ANS. You have told me so already, and I will go and see him.

MASC. (Alone). Hitherto, at least, everything goes on swimmingly; let us endeavour to make the rest answer as well; and lest we should be wrecked in the very harbour, let us steer the ship carefully and keep a sharp look out.

SCENE IV. – ANSELMO, LELIO, MASCARILLE

ANS. (Coming out of Pandolphus' house). Let us leave the house. I cannot, without great sorrow, see him wrapped up in this strange manner. Alas! in so short a time! He was alive this morning.

MASC. We go sometimes over a good deal of ground in a short time.

LEL. (Weeping). Oh!

ANS. Dear Lelio, he was but a man after all; even Rome can grant no dispensation from death.

LEL. Oh!

ANS. Death smites men without giving warning, and always has bad designs against them.

LEL. Oh!

ANS. That merciless foe would not loosen one grip of his murderous teeth, however we may entreat him. Everybody must feel them.

LEL. Oh!

MASC. Your preaching will all be in vain; this sorrow is too deep-rooted to be plucked up.

ANS. If, notwithstanding all these arguments, you will not cast aside your grief, at least, my dear Lelio, endeavour to moderate it.

LEL. Oh!

MASC. He will not moderate it; I know his temper.

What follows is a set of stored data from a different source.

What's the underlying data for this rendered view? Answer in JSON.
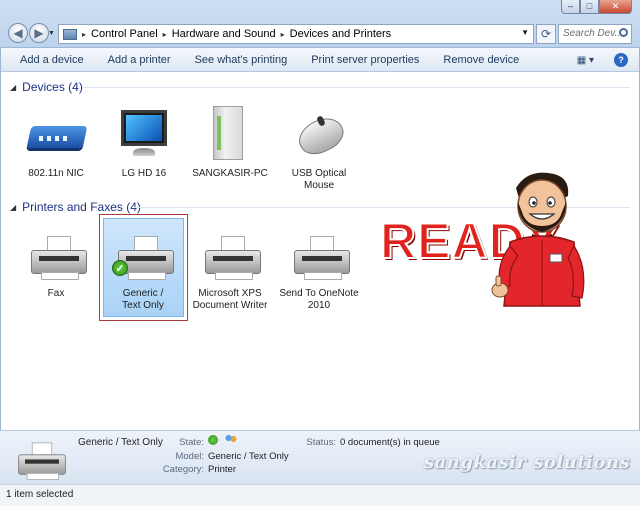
{
  "address": {
    "crumbs": [
      "Control Panel",
      "Hardware and Sound",
      "Devices and Printers"
    ],
    "search_placeholder": "Search Dev..."
  },
  "toolbar": {
    "add_device": "Add a device",
    "add_printer": "Add a printer",
    "see_printing": "See what's printing",
    "print_server": "Print server properties",
    "remove_device": "Remove device"
  },
  "devices": {
    "header": "Devices (4)",
    "items": [
      "802.11n NIC",
      "LG HD 16",
      "SANGKASIR-PC",
      "USB Optical Mouse"
    ]
  },
  "printers": {
    "header": "Printers and Faxes (4)",
    "items": [
      "Fax",
      "Generic / Text Only",
      "Microsoft XPS Document Writer",
      "Send To OneNote 2010"
    ]
  },
  "overlay": {
    "ready_text": "READY",
    "watermark": "sangkasir solutions"
  },
  "details": {
    "name": "Generic / Text Only",
    "state_label": "State:",
    "model_label": "Model:",
    "model_value": "Generic / Text Only",
    "category_label": "Category:",
    "category_value": "Printer",
    "status_label": "Status:",
    "status_value": "0 document(s) in queue"
  },
  "statusbar": {
    "text": "1 item selected"
  },
  "colors": {
    "accent": "#1e3287",
    "ready": "#e0231c",
    "selection_border": "#b03a3a"
  }
}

ANS. However, according to your servant's message, I have brought you the money you want, so that you might celebrate your father's funeral obsequies!

LEL. Oh! oh!

MASC. How his grief increases at these words! It will kill him to think of his misfortune.

ANS. I know you will find by the good man's books that I owe him a much larger sum, but even if I should not owe anything, you could freely command my purse. Here it is; I am entirely at your service, and will show it.

LEL. (Going away). Oh!

MASC. How full of grief is my master!

ANS. Mascarille, I think it right he should give me some kind of receipt under his hand.

MASC. Oh!

ANS. Nothing in this world is certain.